I'd like to store one billion variable-length binary objects & get them by SHA256(obj) key. The median object size is 2 kilobyte. Low read/write volumes.

What I've tried so far: NFS with the hash's first few octets as nested directory names, it works but it is a bit slow and I also tried ZeroFS (also too slow).

Under considerations: DuckDB, RocksDB, BerkeleyDB, SQLite3, lmdb, something bespoke

Recommendations? Things/papers I should be reading?

@job define slow
@ydroneaud had trouble consistently reading faster than 2500 obj/sec on NFS; on ZeroFS it goes slower and I seem to be maxing out the one CPU core it uses for some task.

@job

I suspect that a lot of that was file-system overhead of things like finding the file and checking permissions. A single-file solution will remove that overhead doing all that once when opened and then only using fseek(3)s to jump around within that file (see also: why games like Doom used .wad files, creating effectively a big read-only k/v store)

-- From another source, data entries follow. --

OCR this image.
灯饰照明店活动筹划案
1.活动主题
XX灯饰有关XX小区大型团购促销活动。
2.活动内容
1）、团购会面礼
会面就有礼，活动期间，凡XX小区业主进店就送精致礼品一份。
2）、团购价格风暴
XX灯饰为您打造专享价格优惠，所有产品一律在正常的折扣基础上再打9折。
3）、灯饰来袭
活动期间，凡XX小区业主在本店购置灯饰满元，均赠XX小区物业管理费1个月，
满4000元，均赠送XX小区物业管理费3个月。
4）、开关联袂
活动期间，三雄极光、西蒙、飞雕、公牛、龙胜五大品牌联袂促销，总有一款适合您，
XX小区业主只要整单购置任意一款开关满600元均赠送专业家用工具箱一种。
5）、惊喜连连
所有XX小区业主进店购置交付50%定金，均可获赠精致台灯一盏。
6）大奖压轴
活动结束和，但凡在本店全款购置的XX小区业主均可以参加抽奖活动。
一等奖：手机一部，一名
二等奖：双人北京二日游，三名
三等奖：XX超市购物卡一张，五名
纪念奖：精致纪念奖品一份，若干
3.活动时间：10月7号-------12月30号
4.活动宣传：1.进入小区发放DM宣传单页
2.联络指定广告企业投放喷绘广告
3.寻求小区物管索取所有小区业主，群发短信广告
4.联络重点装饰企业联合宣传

So of your original list, bdb & lmdb both fill about the same space and should be pretty interchangeable. I'd start there since they have a bit less overhead than sqlite, where sqlite (would be my fallback if bdb/lmdb don't meet your needs) offers more flexibility but involves things marshaling in and out of textual data, and query-parsing that could introduce performance issues.

@job also, I don't know if licensing considerations matter.

bdb: APGL
lmdb: OpenLDAP public license (permissive)
sqlite: ostensibly public domain

@job okay, apparently I can't shut up or formulate all my thoughts in a single reply 🙃

I'm unfamiliar with RocksDB but it sounds like a reasonable option too (local, performant, comfortably licensed)

Unless you see the need to access the data from multiple machines (like an actual MySQL/PostgreSQL type install), I'd bias away from DuckDB for this use case.